What If???

We were driving to a family reunion yesterday, and along the way we passed the building (shown above) where I used to work 37 years ago, Prudential Insurance.

It was my first “real” job, working as a dividend analyst in the group insurance division. I was part of a management development program that would have rotated me into various functions over a two-year period.

I never got that far.

After about six months on the job, I realized I couldn’t stand the monotony of the work, and decided to do some soul-searching.

We had just gotten married, and soon after that, we were expecting our first child. We were both working full-time, and I was also taking accounting courses at night so that I could sit for the CPA exam.

One night after class I started talking to my accounting teacher and asked him what it was like being a professor, and he painted quite the favorable picture. I looked into it a bit more, talked it over with my wife, and decided to quit my job and go back to school for my Ph.D.

I gave my boss at Prudential a couple months notice, and the final day could not come soon enough.

Right after I quit, our son was born. My wife also quit her job, and I began my time as a student and teaching assistant at Drexel University, making a grand total of $6,000 per year.

I’m sure my parents thought I was crazy, but never said so, and fully supported us, both emotionally and financially, throughout the four years of the program.

I graduated in 1986, took a job at Villanova, and have been at Nova ever since. I’ve enjoyed my 32 plus years as a professor, but as I drove past the Prudential building yesterday, I couldn’t help but wonder, “What if?”

What if I had decided to stick it out through that two-year management development program?

We certainly would have never moved to Villanova, which means we likely would have never met our neighbors, many of whom have become dear friends.

Our kids would have likely gone to different schools than they did, and would likely have had a different set of friends than they did.
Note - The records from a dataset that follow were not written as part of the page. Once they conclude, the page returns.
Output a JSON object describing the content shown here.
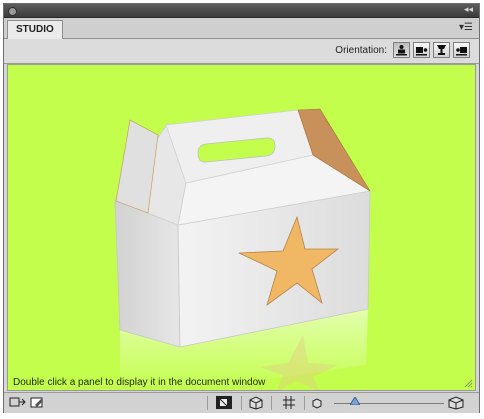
{
  "panel": {
    "tab_label": "STUDIO",
    "collapse_glyph": "◂◂",
    "menu_glyph": "▾☰"
  },
  "options": {
    "orientation_label": "Orientation:",
    "orientation_buttons": [
      "portrait-figure-icon",
      "side-view-icon",
      "trophy-icon",
      "landscape-view-icon"
    ]
  },
  "viewport": {
    "background": "#c2fe4b",
    "hint": "Double click a panel to display it in the document window"
  },
  "statusbar": {
    "icons": [
      "fit-window-icon",
      "edit-icon",
      "render-mode-icon",
      "cube-icon",
      "grid-icon",
      "small-cube-icon",
      "zoom-slider",
      "large-cube-icon"
    ]
  }
}
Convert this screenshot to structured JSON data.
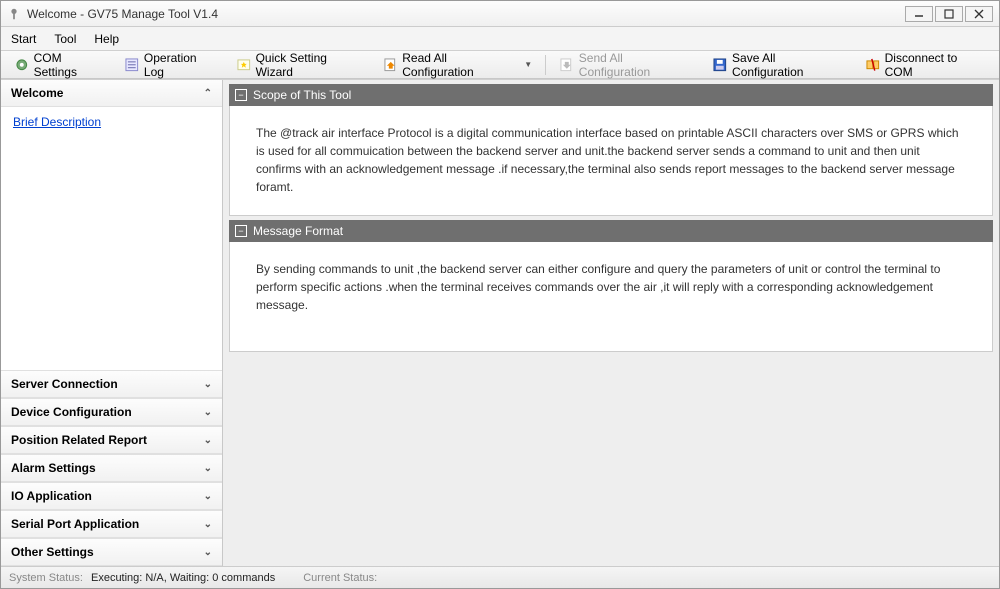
{
  "window": {
    "title": "Welcome - GV75 Manage Tool V1.4"
  },
  "menu": {
    "start": "Start",
    "tool": "Tool",
    "help": "Help"
  },
  "toolbar": {
    "com_settings": "COM Settings",
    "operation_log": "Operation Log",
    "quick_setting_wizard": "Quick Setting Wizard",
    "read_all_config": "Read All Configuration",
    "send_all_config": "Send All Configuration",
    "save_all_config": "Save All Configuration",
    "disconnect_com": "Disconnect to COM"
  },
  "sidebar": {
    "welcome": "Welcome",
    "brief_description": "Brief Description",
    "server_connection": "Server Connection",
    "device_configuration": "Device Configuration",
    "position_related_report": "Position Related Report",
    "alarm_settings": "Alarm Settings",
    "io_application": "IO Application",
    "serial_port_application": "Serial Port Application",
    "other_settings": "Other Settings"
  },
  "panels": {
    "scope_title": "Scope of This Tool",
    "scope_body": "The @track air interface Protocol is a digital communication interface based on printable ASCII characters over SMS or GPRS which is used for all commuication between the backend server and unit.the backend server sends a command to unit and then unit confirms with an acknowledgement message .if necessary,the terminal also sends report messages to the backend server message foramt.",
    "message_title": "Message Format",
    "message_body": "By sending commands to unit ,the backend server can either configure and query the parameters of unit or control the terminal to perform specific actions .when the terminal receives commands over the air ,it will reply with a corresponding acknowledgement message."
  },
  "status": {
    "system_status_label": "System Status:",
    "executing": "Executing: N/A, Waiting: 0 commands",
    "current_status_label": "Current Status:"
  }
}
Would I have stayed at Prudential, moving up the ranks as I had originally hoped when I first joined the firm? Would I have been relocated to a different office at some point in my career?

Would I ever have gone back to community college to pick up an Associate’s degree in Health and Fitness? I don’t think so, given that a corporate job probably would not have offered the flexibility to take classes that my job at Nova offered me. As a result of not going to community college would I have ever opened a personal training studio? Probably not.

Would I have had a chance to bring my family on trips to places like Orlando, Hawaii, and Bermuda as a result of presenting at academic conferences? Would I have had a chance to spend three months living, working and exploring in London and other parts of Europe for three months?

Would my wife have gone back to school to become a teacher? Would my kids be living and doing what they are doing now?

Would I have become a vegan? Would I be writing this blog?

Obviously, there are no answers to such questions, but all I can say is that I have no regrets about that decision 36 years ago to leave a relatively secure and stable environment and step into the unknown. We’ve had some wonderful times as a family and made some great friends, thanks to certain choices that were made along the way, and would not trade that for anything.

But it’s fun to think about such things; maybe that’s why two of my favorite movies are It’s a Wonderful Life and Family Man. Both movies take a look at alternative paths that a person’s life could have taken.

And I think that just like me, Jimmy Stewart and Nicholas Cage realize that it’s not what you do for a living, but who you get to spend your life with, that makes all the difference.